Joseph Benson’s Bible Commentary
Psalms 118:21-22
I will praise thee, for thou hast heard me That is, “And now, being entered into the courts of thy tabernacle, O my gracious God, I pay thee my most humble thanks, for having so favourably heard the prayers which I put up to thee in my grievous afflictions in Saul's reign, and for having now fully advanced me to the royal dignity.” The stone which the builders rejected, &c.
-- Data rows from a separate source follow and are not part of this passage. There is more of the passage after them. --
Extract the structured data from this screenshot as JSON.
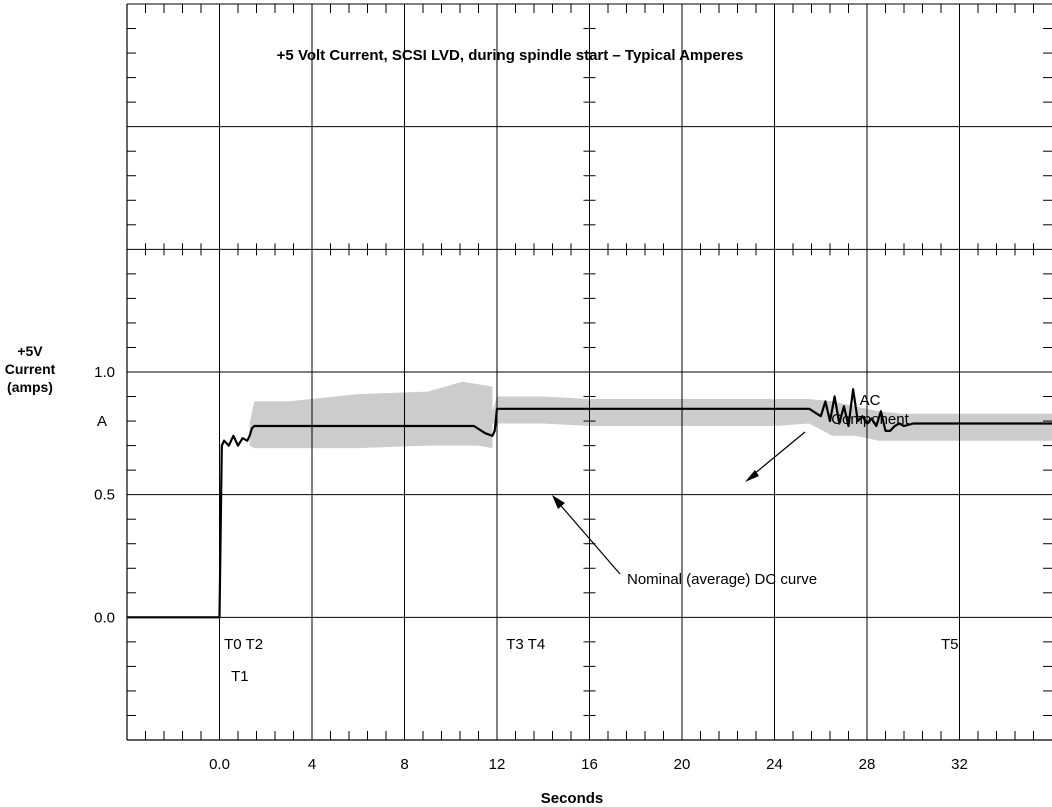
{
  "chart_data": {
    "type": "line",
    "title": "+5 Volt Current, SCSI LVD, during spindle start – Typical Amperes",
    "xlabel": "Seconds",
    "ylabel_lines": [
      "+5V",
      "Current",
      "(amps)"
    ],
    "y_unit_label": "A",
    "xlim": [
      -4,
      36
    ],
    "ylim": [
      -0.5,
      2.5
    ],
    "x_ticks": [
      0,
      4,
      8,
      12,
      16,
      20,
      24,
      28,
      32
    ],
    "x_tick_labels": [
      "0.0",
      "4",
      "8",
      "12",
      "16",
      "20",
      "24",
      "28",
      "32"
    ],
    "y_ticks": [
      0,
      0.5,
      1.0
    ],
    "y_tick_labels": [
      "0.0",
      "0.5",
      "1.0"
    ],
    "grid": true,
    "series": [
      {
        "name": "Nominal (average) DC curve",
        "x": [
          -4,
          0.0,
          0.1,
          0.2,
          0.4,
          0.6,
          0.8,
          1.0,
          1.2,
          1.3,
          1.4,
          1.5,
          2,
          3,
          4,
          5,
          6,
          7,
          8,
          9,
          10,
          10.5,
          11,
          11.5,
          11.8,
          11.9,
          12.0,
          14,
          16,
          18,
          20,
          22,
          24,
          25.5,
          26.0,
          26.2,
          26.4,
          26.6,
          26.8,
          27.0,
          27.2,
          27.4,
          27.6,
          27.8,
          28.0,
          28.2,
          28.4,
          28.6,
          28.8,
          29.0,
          29.2,
          29.4,
          29.6,
          30,
          32,
          34,
          36
        ],
        "y": [
          0,
          0,
          0.7,
          0.72,
          0.7,
          0.74,
          0.7,
          0.73,
          0.72,
          0.74,
          0.77,
          0.78,
          0.78,
          0.78,
          0.78,
          0.78,
          0.78,
          0.78,
          0.78,
          0.78,
          0.78,
          0.78,
          0.78,
          0.75,
          0.74,
          0.76,
          0.85,
          0.85,
          0.85,
          0.85,
          0.85,
          0.85,
          0.85,
          0.85,
          0.82,
          0.88,
          0.8,
          0.9,
          0.79,
          0.86,
          0.78,
          0.93,
          0.8,
          0.82,
          0.79,
          0.81,
          0.78,
          0.84,
          0.76,
          0.76,
          0.78,
          0.79,
          0.78,
          0.79,
          0.79,
          0.79,
          0.79
        ]
      },
      {
        "name": "AC Component",
        "x": [
          1.3,
          1.5,
          3,
          6,
          9,
          10.5,
          11.2,
          11.8,
          11.8,
          12.0,
          14,
          16,
          20,
          24,
          25.5,
          26.5,
          27.5,
          28.5,
          29.5,
          30.5,
          32,
          36
        ],
        "upper": [
          0.79,
          0.88,
          0.88,
          0.91,
          0.92,
          0.96,
          0.95,
          0.94,
          0.84,
          0.9,
          0.9,
          0.89,
          0.89,
          0.89,
          0.89,
          0.88,
          0.86,
          0.84,
          0.83,
          0.83,
          0.83,
          0.83
        ],
        "lower": [
          0.7,
          0.69,
          0.69,
          0.69,
          0.7,
          0.7,
          0.7,
          0.69,
          0.79,
          0.79,
          0.79,
          0.78,
          0.78,
          0.78,
          0.79,
          0.74,
          0.74,
          0.72,
          0.72,
          0.72,
          0.72,
          0.72
        ]
      }
    ],
    "annotations": {
      "ac_component_lines": [
        "AC",
        "Component"
      ],
      "dc_curve_label": "Nominal (average) DC curve",
      "time_markers": [
        {
          "label": "T0 T2",
          "x": 0.2,
          "y": -0.13
        },
        {
          "label": "T1",
          "x": 0.5,
          "y": -0.26
        },
        {
          "label": "T3 T4",
          "x": 12.4,
          "y": -0.13
        },
        {
          "label": "T5",
          "x": 31.2,
          "y": -0.13
        }
      ]
    }
  },
  "colors": {
    "line": "#000000",
    "band": "#cccccc",
    "grid": "#000000",
    "background": "#ffffff"
  }
}
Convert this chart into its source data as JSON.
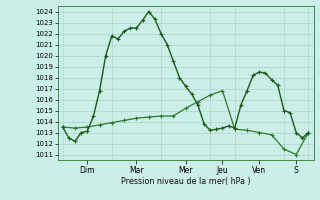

That is, “I, (for they are the words of David,) whom the great men and rulers of the people rejected, (1 Samuel 26:19,) as the builders of a house do a stone, which they judge unfit to be employed in it: am now become king over Judah and Israel, and a type of that glorious king, who shall hereafter be in like manner rejected,
(Luke 19:14; Luke 20:17,) and then exalted by God, to be Lord of all the world, and the foundation of all men's hopes and happiness.” The reader will observe, the commonwealth of Israel, and the church of God, are here, and elsewhere in the Scriptures, compared to a building, wherein, as the people were the stones, so the princes and rulers were the builders. And as these master-builders, here first referred to, rejected David, as an obscure and rebellious person, that ought not only to be refused as a governor in their state, but crushed and destroyed; so their successors rejected Jesus of Nazareth, as too poor and mean to be acknowledged for their expected Messiah; as an enemy to Moses, a friend to sinners, and a blasphemer against God, and therefore deserving death and everlasting destruction. The head stone of the corner, means that which joins the walls, and knits the building together; as David had now joined together the two kingdoms of Israel and Judah under his sole government, and as Christ joined together both Jews and Gentiles, as is beautifully set forth Ephesians 2:14. So that we have here an illustrious prophecy of the humiliation and exaltation of our Lord Jesus, of his sufferings, and the glory that should follow. And although David, in this noted prophecy, first alluded to himself, and his own condition, yet it is not to be doubted but that, having the prophetical Spirit, he foresaw the coming of Christ, and the ill usage he should meet with from the Jews, of which he speaks very particularly Psalms 22. and elsewhere; and that, having his thoughts much taken up with Christ, and the events of his kingdom, he had him principally in his eye, in these and the following words. And therefore this place is justly expounded of Christ in the New Testament, as Mark 12:10; Acts 4:11; Romans 9:32; Ephesians 2:20; 1 Peter 2:6, compared with Isaiah 28:16. And to him, indeed, the words agree much more properly and fully than to David.